Renzi, in che senso “modello dei sindaci?”
Le intenzioni di Renzi sono chiare: se questo governo deve restare in vita, almeno fino al termine del semestre europeo, deve essere il suo partito di maggioranza assoluta a dettare la linea. Altrimenti motivi per tenere in vita l’esecutivo Letta non sembrano essercene (del resto se lo spread è sotto i 200 punti base è merito dell’Eurotower e del suo illuminato Governatore), considerando tra l’altro l’effetto logoramento che subirebbe il neosegretario democratico in questa sciagurata ipotesi.
Da qui l’accelerazione renziana tesa a far apparire il Pd come il partito che detta l’agenda al paese, ruolo che raramente ha voluto rivestire il centrosinistra se escludiamo la sfortunata campagna elettorale per le politiche del 2008. Senza dunque aspettare ingegnose alchimie politiche tese a far partorire al Pd un suo modello autonomo di formula elettorale (ci provò Bersani, ne uscì fuori un modello che qualche buontempone definì “all’ungherese”, ignorando il fatto che effettivamente si trattava di una proposta molto simile al sistema elettorale magiaro) Renzi ha già proposto ai leader dei partiti dei sistemi preesistenti: il modello spagnolo, il Mattarellum (corretto in modo da abolire la quota proporzionale a scapito di un diritto di tribuna del 10% e di un premio di maggioranza del 15%), e il cosiddetto “modello dei sindaci”.

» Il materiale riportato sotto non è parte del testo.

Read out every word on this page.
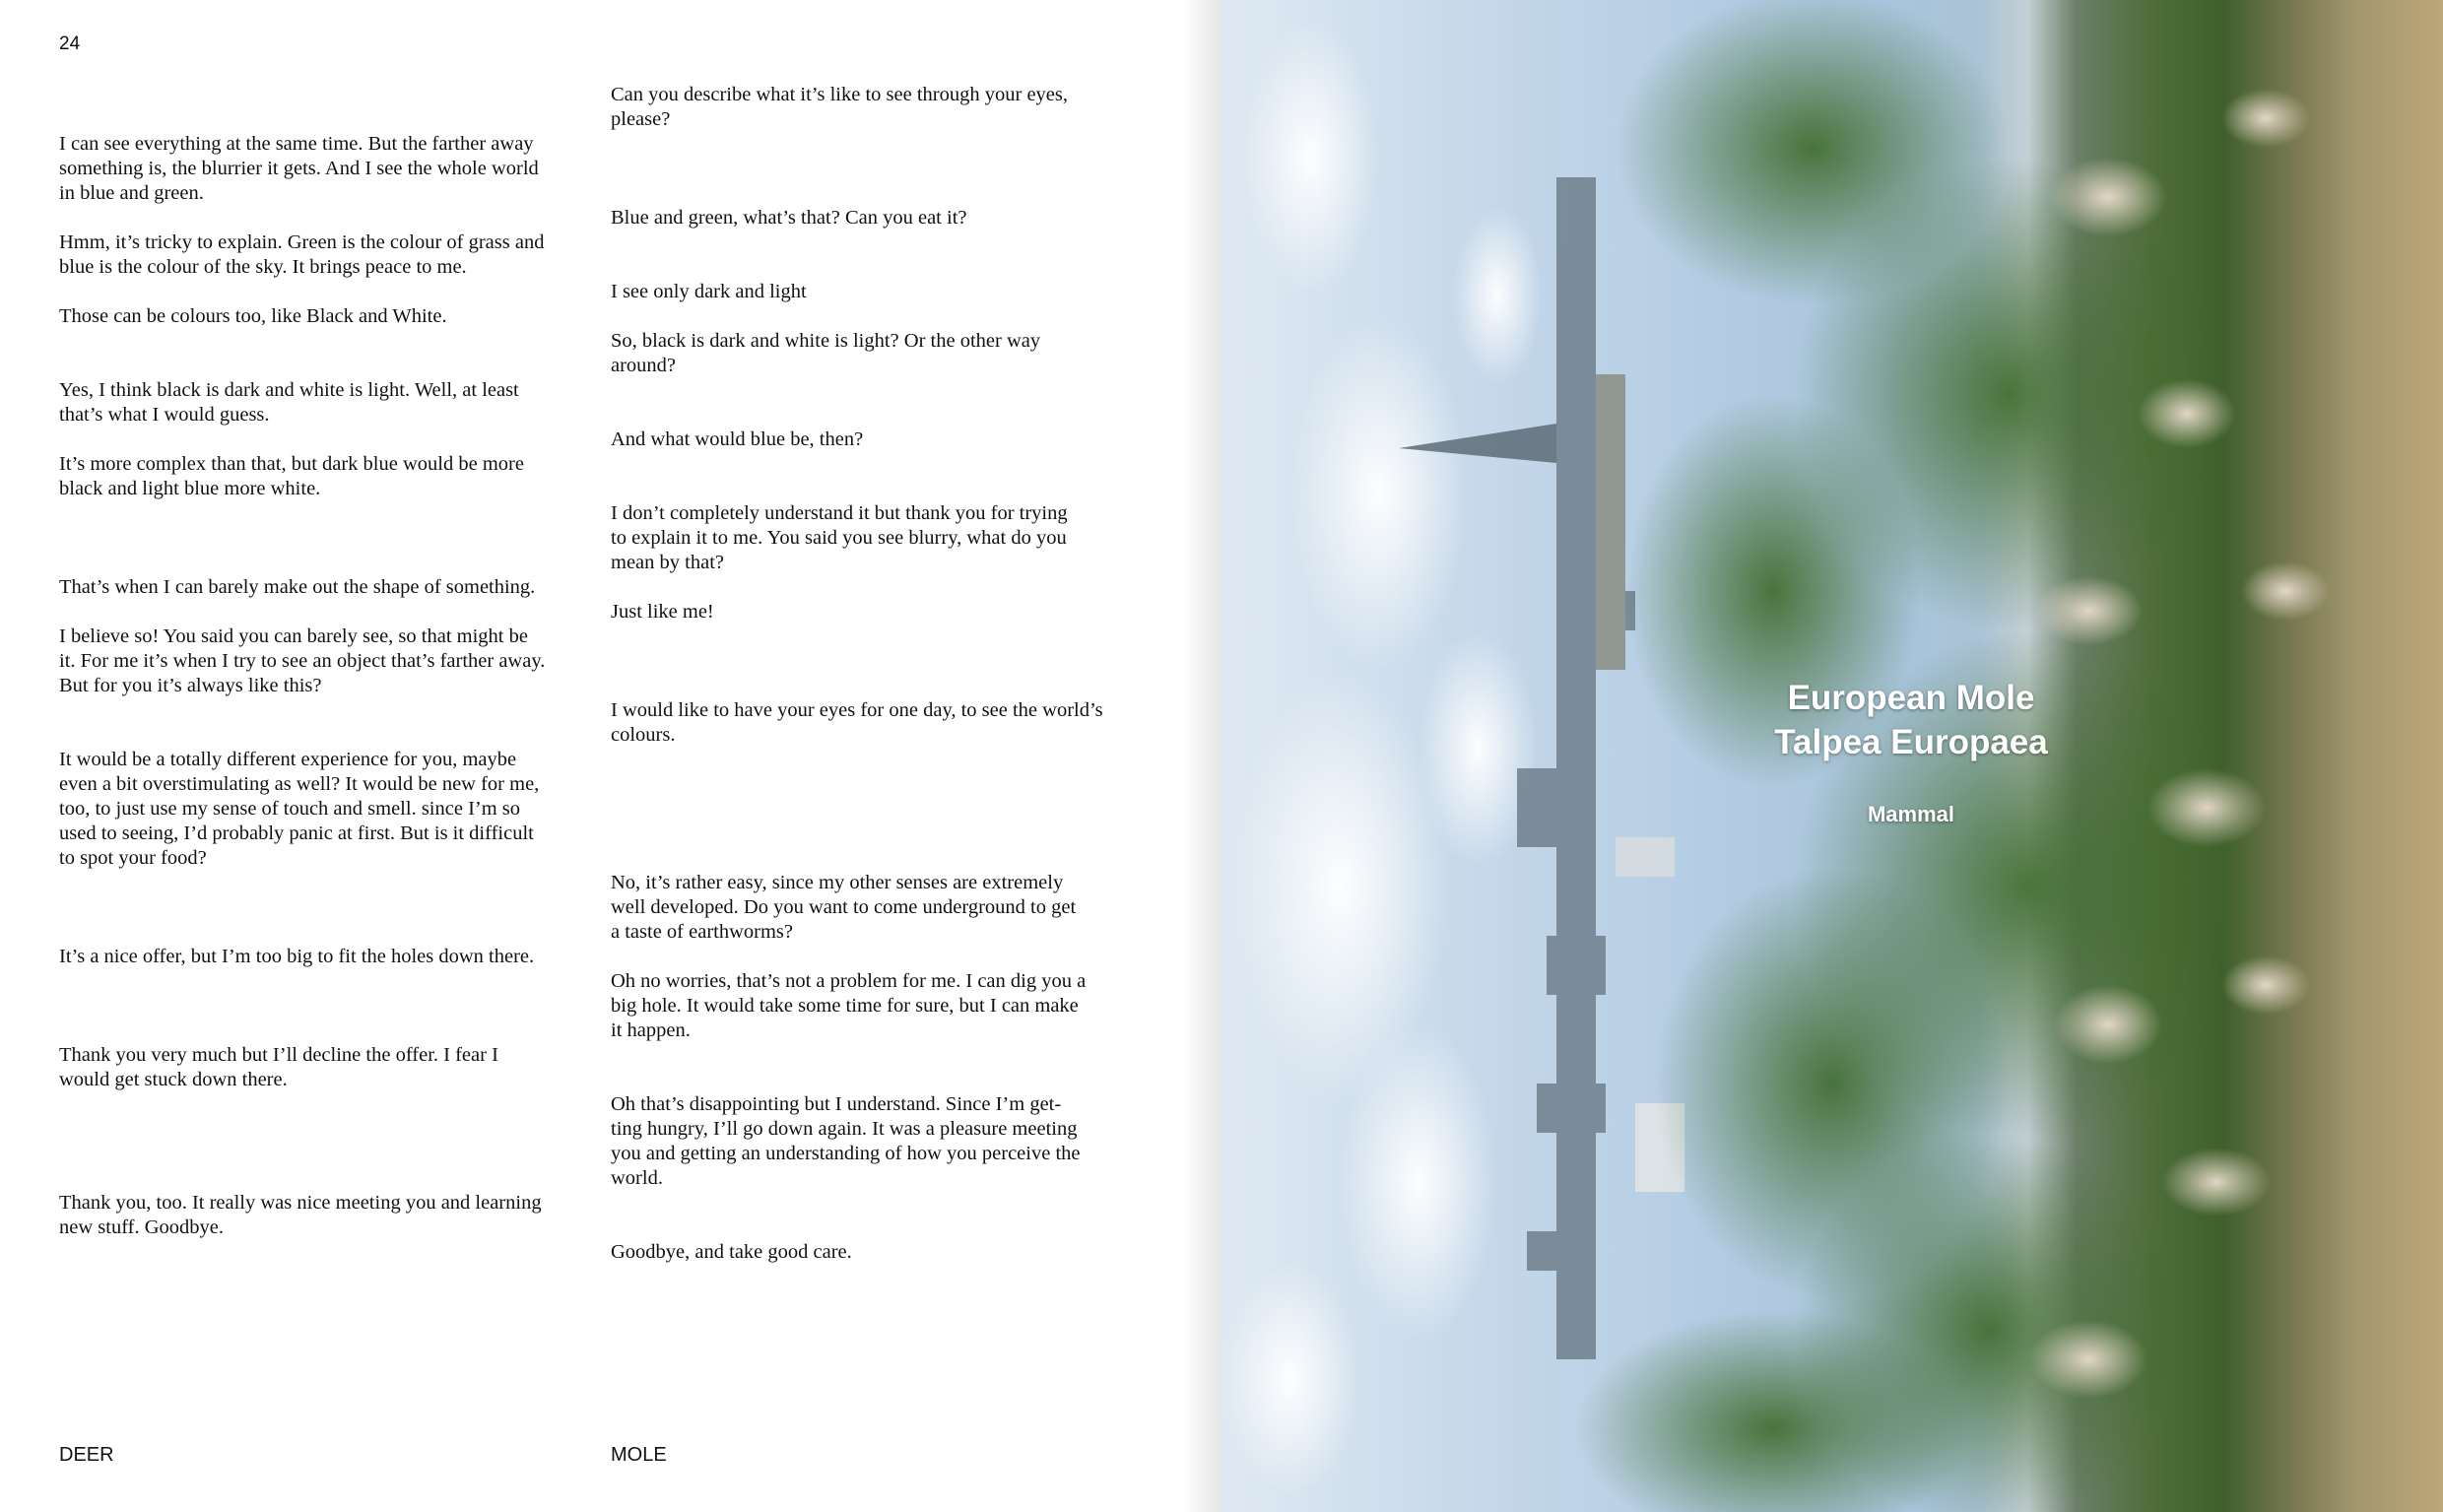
24

I can see everything at the same time. But the farther away

something is, the blurrier it gets. And I see the whole world

in blue and green.

Hmm, it’s tricky to explain. Green is the colour of grass and

blue is the colour of the sky. It brings peace to me.

Those can be colours too, like Black and White.

Yes, I think black is dark and white is light. Well, at least

that’s what I would guess.

It’s more complex than that, but dark blue would be more

black and light blue more white.

That’s when I can barely make out the shape of something.

I believe so! You said you can barely see, so that might be

it. For me it’s when I try to see an object that’s farther away.

But for you it’s always like this?

It would be a totally different experience for you, maybe

even a bit overstimulating as well? It would be new for me,

too, to just use my sense of touch and smell. since I’m so

used to seeing, I’d probably panic at first. But is it difficult

to spot your food?

It’s a nice offer, but I’m too big to fit the holes down there.

Thank you very much but I’ll decline the offer. I fear I

would get stuck down there.

Thank you, too. It really was nice meeting you and learning

new stuff. Goodbye.

Can you describe what it’s like to see through your eyes,

please?

Blue and green, what’s that? Can you eat it?

I see only dark and light

So, black is dark and white is light? Or the other way

around?

And what would blue be, then?

I don’t completely understand it but thank you for trying

to explain it to me. You said you see blurry, what do you

mean by that?

Just like me!

I would like to have your eyes for one day, to see the world’s

colours.

No, it’s rather easy, since my other senses are extremely

well developed. Do you want to come underground to get

a taste of earthworms?

Oh no worries, that’s not a problem for me. I can dig you a

big hole. It would take some time for sure, but I can make

it happen.

Oh that’s disappointing but I understand. Since I’m get-

ting hungry, I’ll go down again. It was a pleasure meeting

you and getting an understanding of how you perceive the

world.

Goodbye, and take good care.

DEER	MOLE
European Mole
Talpea Europaea
Mammal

Nonostante tutto su quest’ultimo punto la confusione sotto il cielo della politica è ancora tanta, e forse un segnale di chiarezza contribuirebbe, oltre a rendere più chiara la situazione, a rendere meno tortuoso il cammino della riforme.
Nell’attuale situazione si sta dando un rilievo immenso alla materia elettorale, considerando la sentenza della Corte Costituzionale di dicembre che ha menomato gran parte del Porcellum. In questo modo le comprensibili esigenze politiche, accompagnate dall’indignazione dell’opinione pubblica, stanno portando ad una situazione in cui prima ci si occuperà in via ordinaria della modifica della legge elettorale e solo dopo attraverso un iter costituzionale si risistemerà la forma dl governo (l’abolizione del Senato sta diventando un vero e proprio cavallo di battaglia per il Pd).
Alla luce di questa situazione dunque posso dire che non è chiara la proposta renziana in merito al “modello dei sindaci”.
Si tratterebbe di una proposta di legge ordinaria (tradotto dal costituzionale al politichese: sarebbe un modo per eleggere i singoli parlamentari in collegi uninominali come il modello francese)? Oppure è una modifica dell’assetto di governo che comporta, di conseguenza, anche l’elezione dei parlamentari? E, in quest’ultimo caso, considerato il fatto che non si pronuncia mai la parola “semipresidenzialismo” non appare una mossa politica ardita proporre l’elezione diretta del primo ministro? E soprattutto: perché quella che potenzialmente potrebbe essere delle tre la proposta migliore appare, posta in questo modo, quella tatticamente più sconsigliabile dal punto di vista politico considerando le lungaggini parlamentari che porterà con se?
Questo spazio, sarà sempre a disposizione.